On the structure, synthesis, and characterization of ultrafast blue-emitting CsPbBr3 nanoplatelets
Kateřina Tomanová,
Václav Čuba,
Mikhail G. Brik,
Eva Mihóková,
Rosana Martinez Turtos,
Paul Lecoq,
Etiennette Auffray,
Martin Nikl
Affiliations
Kateřina Tomanová
Department of Nuclear Chemistry, Faculty of Nuclear Sciences and Physical Engineering, Czech Technical University in Prague, Břehová 7, Prague 115 19, Czech Republic
Václav Čuba
Department of Nuclear Chemistry, Faculty of Nuclear Sciences and Physical Engineering, Czech Technical University in Prague, Břehová 7, Prague 115 19, Czech Republic
Mikhail G. Brik
College of Sciences, Chongqing University of Posts and Telecommunications, Chongqing 400065, People’s Republic of China
Eva Mihóková
Department of Optical Materials, Institute of Physics of the Czech Academy of Sciences, Cukrovarnická 10, Prague 162 53, Czech Republic
Rosana Martinez Turtos
CERN, 1211 Geneva 23, Switzerland
Paul Lecoq
CERN, 1211 Geneva 23, Switzerland
Etiennette Auffray
CERN, 1211 Geneva 23, Switzerland
Martin Nikl
Department of Optical Materials, Institute of Physics of the Czech Academy of Sciences, Cukrovarnická 10, Prague 162 53, Czech Republic
Recent developments in medical imaging techniques, in particular, those in time-of-flight positron emission tomography put new challenges on scintillating material performance that cannot be fulfilled by conventional scintillators.
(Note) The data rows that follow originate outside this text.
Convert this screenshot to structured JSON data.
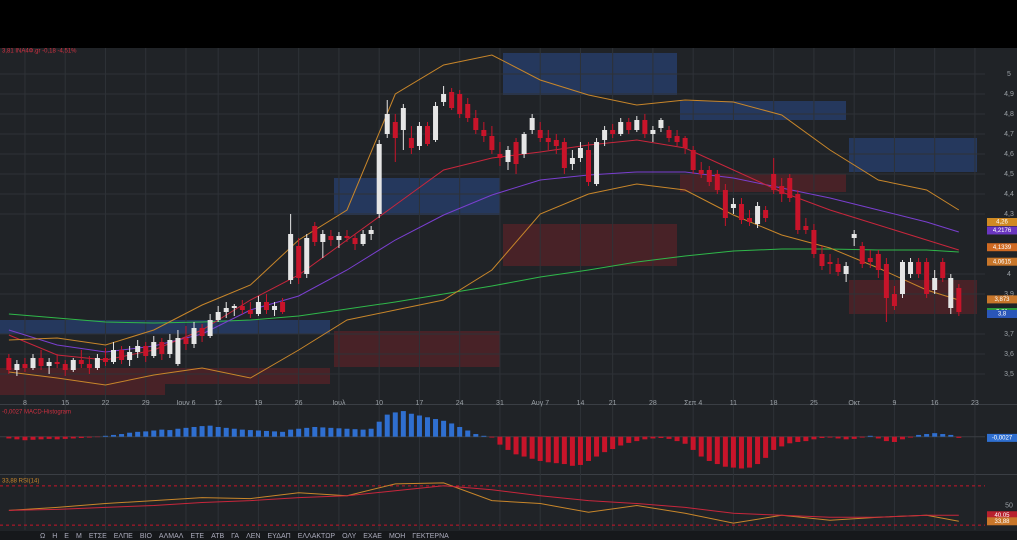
{
  "header": {
    "legend": "3,81 INA4Φ.gr -0,18 -4,51%"
  },
  "toolbar": {
    "items": [
      "Ω",
      "Η",
      "Ε",
      "Μ",
      "ΕΤΣΕ",
      "ΕΛΠΕ",
      "ΒΙΟ",
      "ΑΛΜΑΛ",
      "ΕΤΕ",
      "ΑΤΒ",
      "ΓΑ",
      "ΛΕΝ",
      "ΕΥΔΑΠ",
      "ΕΛΛΑΚΤΩΡ",
      "ΟΛΥ",
      "ΕΧΑΕ",
      "ΜΟΗ",
      "ΓΕΚΤΕΡΝΑ"
    ]
  },
  "chart_data": [
    {
      "type": "candlestick",
      "xlim": [
        -1.1,
        121.25
      ],
      "ylim": [
        3.395,
        5.13
      ],
      "grid": true,
      "up_color": "#e6e6e6",
      "down_color": "#c8142a",
      "yticks": [
        5,
        {
          "value": 4.9,
          "label": "4,9"
        },
        {
          "value": 4.8,
          "label": "4,8"
        },
        {
          "value": 4.7,
          "label": "4,7"
        },
        {
          "value": 4.6,
          "label": "4,6"
        },
        {
          "value": 4.5,
          "label": "4,5"
        },
        {
          "value": 4.4,
          "label": "4,4"
        },
        {
          "value": 4.3,
          "label": "4,3"
        },
        4,
        {
          "value": 3.9,
          "label": "3,9"
        },
        {
          "value": 3.7,
          "label": "3,7"
        },
        {
          "value": 3.6,
          "label": "3,6"
        },
        {
          "value": 3.5,
          "label": "3,5"
        }
      ],
      "xticks": [
        {
          "value": 2,
          "label": "8"
        },
        {
          "value": 7,
          "label": "15"
        },
        {
          "value": 12,
          "label": "22"
        },
        {
          "value": 17,
          "label": "29"
        },
        {
          "value": 22,
          "label": "Ιουν 6"
        },
        {
          "value": 26,
          "label": "12"
        },
        {
          "value": 31,
          "label": "19"
        },
        {
          "value": 36,
          "label": "26"
        },
        {
          "value": 41,
          "label": "Ιουλ"
        },
        {
          "value": 46,
          "label": "10"
        },
        {
          "value": 51,
          "label": "17"
        },
        {
          "value": 56,
          "label": "24"
        },
        {
          "value": 61,
          "label": "31"
        },
        {
          "value": 66,
          "label": "Αυγ 7"
        },
        {
          "value": 71,
          "label": "14"
        },
        {
          "value": 75,
          "label": "21"
        },
        {
          "value": 80,
          "label": "28"
        },
        {
          "value": 85,
          "label": "Σεπ 4"
        },
        {
          "value": 90,
          "label": "11"
        },
        {
          "value": 95,
          "label": "18"
        },
        {
          "value": 100,
          "label": "25"
        },
        {
          "value": 105,
          "label": "Οκτ"
        },
        {
          "value": 110,
          "label": "9"
        },
        {
          "value": 115,
          "label": "16"
        },
        {
          "value": 120,
          "label": "23"
        }
      ],
      "open": [
        3.58,
        3.52,
        3.55,
        3.53,
        3.58,
        3.54,
        3.56,
        3.55,
        3.52,
        3.57,
        3.55,
        3.53,
        3.58,
        3.56,
        3.62,
        3.57,
        3.61,
        3.64,
        3.59,
        3.66,
        3.6,
        3.55,
        3.68,
        3.65,
        3.73,
        3.69,
        3.77,
        3.81,
        3.83,
        3.84,
        3.82,
        3.8,
        3.86,
        3.82,
        3.86,
        3.97,
        4.14,
        4.0,
        4.24,
        4.16,
        4.19,
        4.17,
        4.19,
        4.18,
        4.15,
        4.2,
        4.3,
        4.7,
        4.76,
        4.72,
        4.68,
        4.64,
        4.74,
        4.67,
        4.86,
        4.91,
        4.9,
        4.85,
        4.78,
        4.72,
        4.69,
        4.6,
        4.56,
        4.66,
        4.6,
        4.72,
        4.72,
        4.68,
        4.67,
        4.66,
        4.55,
        4.58,
        4.62,
        4.45,
        4.67,
        4.72,
        4.7,
        4.76,
        4.72,
        4.77,
        4.7,
        4.73,
        4.72,
        4.69,
        4.68,
        4.62,
        4.52,
        4.52,
        4.5,
        4.42,
        4.33,
        4.35,
        4.28,
        4.25,
        4.32,
        4.5,
        4.44,
        4.48,
        4.4,
        4.24,
        4.22,
        4.1,
        4.06,
        4.05,
        4.0,
        4.18,
        4.14,
        4.08,
        4.1,
        4.05,
        3.9,
        3.9,
        4.0,
        4.06,
        4.06,
        3.92,
        4.06,
        3.83,
        3.93
      ],
      "high": [
        3.6,
        3.57,
        3.58,
        3.6,
        3.62,
        3.58,
        3.6,
        3.57,
        3.58,
        3.62,
        3.59,
        3.6,
        3.63,
        3.66,
        3.64,
        3.64,
        3.67,
        3.66,
        3.69,
        3.68,
        3.7,
        3.72,
        3.74,
        3.76,
        3.75,
        3.8,
        3.84,
        3.86,
        3.85,
        3.87,
        3.86,
        3.89,
        3.9,
        3.86,
        3.88,
        4.3,
        4.18,
        4.2,
        4.26,
        4.22,
        4.22,
        4.21,
        4.22,
        4.2,
        4.22,
        4.24,
        4.67,
        4.87,
        4.8,
        4.85,
        4.74,
        4.76,
        4.76,
        4.86,
        4.94,
        4.93,
        4.92,
        4.88,
        4.82,
        4.76,
        4.74,
        4.66,
        4.64,
        4.68,
        4.71,
        4.8,
        4.76,
        4.72,
        4.7,
        4.68,
        4.62,
        4.66,
        4.66,
        4.68,
        4.74,
        4.75,
        4.78,
        4.78,
        4.79,
        4.8,
        4.74,
        4.78,
        4.74,
        4.72,
        4.69,
        4.64,
        4.56,
        4.54,
        4.52,
        4.45,
        4.38,
        4.38,
        4.32,
        4.36,
        4.34,
        4.58,
        4.48,
        4.5,
        4.42,
        4.28,
        4.25,
        4.14,
        4.1,
        4.08,
        4.06,
        4.22,
        4.16,
        4.12,
        4.12,
        4.08,
        3.94,
        4.07,
        4.08,
        4.08,
        4.08,
        4.02,
        4.08,
        4.0,
        3.95
      ],
      "low": [
        3.5,
        3.49,
        3.51,
        3.52,
        3.52,
        3.5,
        3.53,
        3.49,
        3.51,
        3.53,
        3.5,
        3.52,
        3.54,
        3.55,
        3.55,
        3.54,
        3.58,
        3.56,
        3.58,
        3.57,
        3.58,
        3.54,
        3.62,
        3.63,
        3.66,
        3.68,
        3.76,
        3.78,
        3.79,
        3.8,
        3.78,
        3.79,
        3.8,
        3.79,
        3.8,
        3.95,
        3.95,
        3.98,
        4.14,
        4.08,
        4.14,
        4.13,
        4.16,
        4.12,
        4.14,
        4.17,
        4.28,
        4.68,
        4.56,
        4.62,
        4.6,
        4.62,
        4.64,
        4.66,
        4.84,
        4.82,
        4.78,
        4.76,
        4.7,
        4.66,
        4.6,
        4.54,
        4.52,
        4.5,
        4.58,
        4.7,
        4.66,
        4.62,
        4.6,
        4.5,
        4.52,
        4.56,
        4.44,
        4.44,
        4.64,
        4.68,
        4.69,
        4.7,
        4.71,
        4.68,
        4.66,
        4.71,
        4.66,
        4.64,
        4.6,
        4.5,
        4.48,
        4.44,
        4.4,
        4.24,
        4.3,
        4.25,
        4.24,
        4.23,
        4.26,
        4.4,
        4.36,
        4.36,
        4.2,
        4.2,
        4.08,
        4.02,
        4.0,
        3.99,
        3.96,
        4.14,
        4.03,
        4.03,
        3.98,
        3.76,
        3.82,
        3.88,
        3.98,
        3.98,
        3.88,
        3.9,
        3.96,
        3.8,
        3.79
      ],
      "close": [
        3.52,
        3.55,
        3.53,
        3.58,
        3.54,
        3.56,
        3.55,
        3.52,
        3.57,
        3.55,
        3.53,
        3.58,
        3.56,
        3.62,
        3.57,
        3.61,
        3.64,
        3.59,
        3.66,
        3.6,
        3.67,
        3.68,
        3.65,
        3.73,
        3.69,
        3.77,
        3.81,
        3.83,
        3.84,
        3.82,
        3.8,
        3.86,
        3.82,
        3.84,
        3.81,
        4.2,
        3.98,
        4.18,
        4.16,
        4.2,
        4.17,
        4.19,
        4.18,
        4.15,
        4.2,
        4.22,
        4.65,
        4.8,
        4.68,
        4.83,
        4.63,
        4.74,
        4.65,
        4.84,
        4.9,
        4.83,
        4.8,
        4.78,
        4.72,
        4.69,
        4.62,
        4.58,
        4.62,
        4.55,
        4.7,
        4.78,
        4.68,
        4.66,
        4.64,
        4.53,
        4.58,
        4.63,
        4.46,
        4.66,
        4.72,
        4.7,
        4.76,
        4.72,
        4.77,
        4.7,
        4.72,
        4.77,
        4.68,
        4.66,
        4.63,
        4.52,
        4.5,
        4.46,
        4.42,
        4.28,
        4.35,
        4.27,
        4.26,
        4.34,
        4.28,
        4.42,
        4.4,
        4.38,
        4.22,
        4.22,
        4.1,
        4.04,
        4.05,
        4.01,
        4.04,
        4.2,
        4.05,
        4.06,
        4.02,
        3.88,
        3.84,
        4.06,
        4.06,
        4.0,
        3.9,
        3.98,
        3.98,
        3.98,
        3.81
      ],
      "line_x": [
        0,
        6,
        12,
        18,
        24,
        30,
        36,
        42,
        48,
        54,
        60,
        66,
        72,
        78,
        84,
        90,
        96,
        102,
        108,
        114,
        118
      ],
      "lines": [
        {
          "color": "#2fb84a",
          "values": [
            3.8,
            3.78,
            3.76,
            3.755,
            3.76,
            3.77,
            3.79,
            3.825,
            3.86,
            3.9,
            3.94,
            3.985,
            4.02,
            4.06,
            4.09,
            4.115,
            4.125,
            4.125,
            4.12,
            4.12,
            4.11
          ]
        },
        {
          "color": "#7a3fd0",
          "values": [
            3.72,
            3.645,
            3.61,
            3.64,
            3.7,
            3.82,
            3.89,
            4.02,
            4.17,
            4.295,
            4.395,
            4.47,
            4.495,
            4.51,
            4.51,
            4.48,
            4.43,
            4.38,
            4.32,
            4.26,
            4.21
          ]
        },
        {
          "color": "#c8263c",
          "values": [
            3.695,
            3.595,
            3.57,
            3.62,
            3.72,
            3.87,
            3.995,
            4.17,
            4.345,
            4.52,
            4.58,
            4.61,
            4.645,
            4.67,
            4.63,
            4.52,
            4.41,
            4.32,
            4.245,
            4.17,
            4.12
          ]
        },
        {
          "color": "#c8862a",
          "values": [
            3.67,
            3.68,
            3.645,
            3.72,
            3.845,
            3.945,
            4.17,
            4.32,
            4.9,
            5.045,
            5.095,
            4.97,
            4.895,
            4.845,
            4.87,
            4.86,
            4.795,
            4.62,
            4.47,
            4.42,
            4.32
          ]
        },
        {
          "color": "#c8862a",
          "values": [
            3.51,
            3.48,
            3.445,
            3.495,
            3.53,
            3.48,
            3.62,
            3.77,
            3.82,
            3.87,
            4.02,
            4.3,
            4.4,
            4.45,
            4.42,
            4.295,
            4.195,
            4.13,
            4.03,
            3.92,
            3.87
          ]
        }
      ],
      "price_tags": [
        {
          "value": 4.26,
          "label": "4,26",
          "color": "#d08a22"
        },
        {
          "value": 4.2176,
          "label": "4,2176",
          "color": "#6a36c0"
        },
        {
          "value": 4.1339,
          "label": "4,1339",
          "color": "#d06a22"
        },
        {
          "value": 4.0615,
          "label": "4,0615",
          "color": "#c8762a"
        },
        {
          "value": 3.873,
          "label": "3,873",
          "color": "#c8762a"
        },
        {
          "value": 3.81,
          "label": "3,81",
          "color": "#2a9a3a"
        },
        {
          "value": 3.8,
          "label": "3,8",
          "color": "#2a56b8"
        }
      ]
    },
    {
      "type": "bar",
      "title": "-0,0027 MACD-Histogram",
      "xlim": [
        -1.1,
        121.25
      ],
      "ylim": [
        -0.08,
        0.065
      ],
      "up_color": "#2f6fd0",
      "down_color": "#c8142a",
      "values": [
        -0.004,
        -0.006,
        -0.008,
        -0.007,
        -0.006,
        -0.005,
        -0.006,
        -0.005,
        -0.004,
        -0.003,
        -0.002,
        -0.001,
        0.002,
        0.004,
        0.006,
        0.009,
        0.011,
        0.012,
        0.014,
        0.016,
        0.015,
        0.018,
        0.02,
        0.022,
        0.024,
        0.025,
        0.022,
        0.02,
        0.018,
        0.016,
        0.015,
        0.014,
        0.013,
        0.012,
        0.011,
        0.016,
        0.018,
        0.02,
        0.022,
        0.021,
        0.02,
        0.019,
        0.018,
        0.017,
        0.016,
        0.018,
        0.034,
        0.05,
        0.055,
        0.058,
        0.052,
        0.048,
        0.044,
        0.04,
        0.036,
        0.03,
        0.022,
        0.014,
        0.006,
        0.002,
        -0.002,
        -0.018,
        -0.03,
        -0.04,
        -0.045,
        -0.05,
        -0.055,
        -0.058,
        -0.06,
        -0.062,
        -0.066,
        -0.064,
        -0.055,
        -0.045,
        -0.035,
        -0.028,
        -0.02,
        -0.014,
        -0.01,
        -0.006,
        -0.004,
        -0.003,
        -0.005,
        -0.01,
        -0.016,
        -0.03,
        -0.045,
        -0.055,
        -0.062,
        -0.068,
        -0.07,
        -0.072,
        -0.07,
        -0.062,
        -0.048,
        -0.03,
        -0.022,
        -0.015,
        -0.012,
        -0.01,
        -0.006,
        -0.003,
        -0.002,
        -0.004,
        -0.006,
        -0.005,
        -0.002,
        0.002,
        -0.004,
        -0.01,
        -0.012,
        -0.006,
        -0.002,
        0.004,
        0.006,
        0.008,
        0.006,
        0.004,
        -0.0027
      ],
      "tag": {
        "value": -0.0027,
        "label": "-0,0027",
        "color": "#2f6fd0"
      }
    },
    {
      "type": "line",
      "title": "33,88 RSI(14)",
      "xlim": [
        -1.1,
        121.25
      ],
      "ylim": [
        25,
        78
      ],
      "yticks": [
        50
      ],
      "levels": [
        70,
        30
      ],
      "level_color": "#c8142a",
      "x": [
        0,
        6,
        12,
        18,
        24,
        30,
        36,
        42,
        48,
        54,
        60,
        66,
        72,
        78,
        84,
        90,
        96,
        102,
        108,
        114,
        118
      ],
      "series": [
        {
          "color": "#c8862a",
          "values": [
            45,
            48,
            52,
            55,
            58,
            57,
            63,
            60,
            72,
            73,
            55,
            52,
            43,
            50,
            42,
            32,
            40,
            35,
            38,
            40,
            33.88
          ]
        },
        {
          "color": "#c8263c",
          "values": [
            45,
            46,
            48,
            50,
            53,
            55,
            58,
            60,
            65,
            70,
            66,
            60,
            55,
            52,
            48,
            42,
            40,
            38,
            38,
            40,
            40.05
          ]
        }
      ],
      "tags": [
        {
          "value": 40.05,
          "label": "40,05",
          "color": "#b8202e"
        },
        {
          "value": 33.88,
          "label": "33,88",
          "color": "#c8762a"
        }
      ]
    }
  ]
}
Bright and ultrafast nanoparticles represent promising candidates to build up an advanced detection system needed. We synthesize colloidal CsPbBr3 nanoplatelets emitting blue light with fast sub-nanosecond decay. We also prepare a nanocomposite material by embedding the nanoplatelets in the polystyrene matrix. We show that blue emission is preserved provided the composite is not exposed to UV/vis light and/or elevated temperatures. Motivated by conflicting information from the literature about the room temperature structure of colloidal CsPbX3 (X = Cl, Br, I) particles, that results being orthorhombic, rather than cubic, we perform ab initio electronic structure calculations of bulk crystals with an orthorhombic structure. We calculate optical properties, as well as exciton diameters and binding energies and compare them to those previously obtained for cubic CsPbX3 crystals.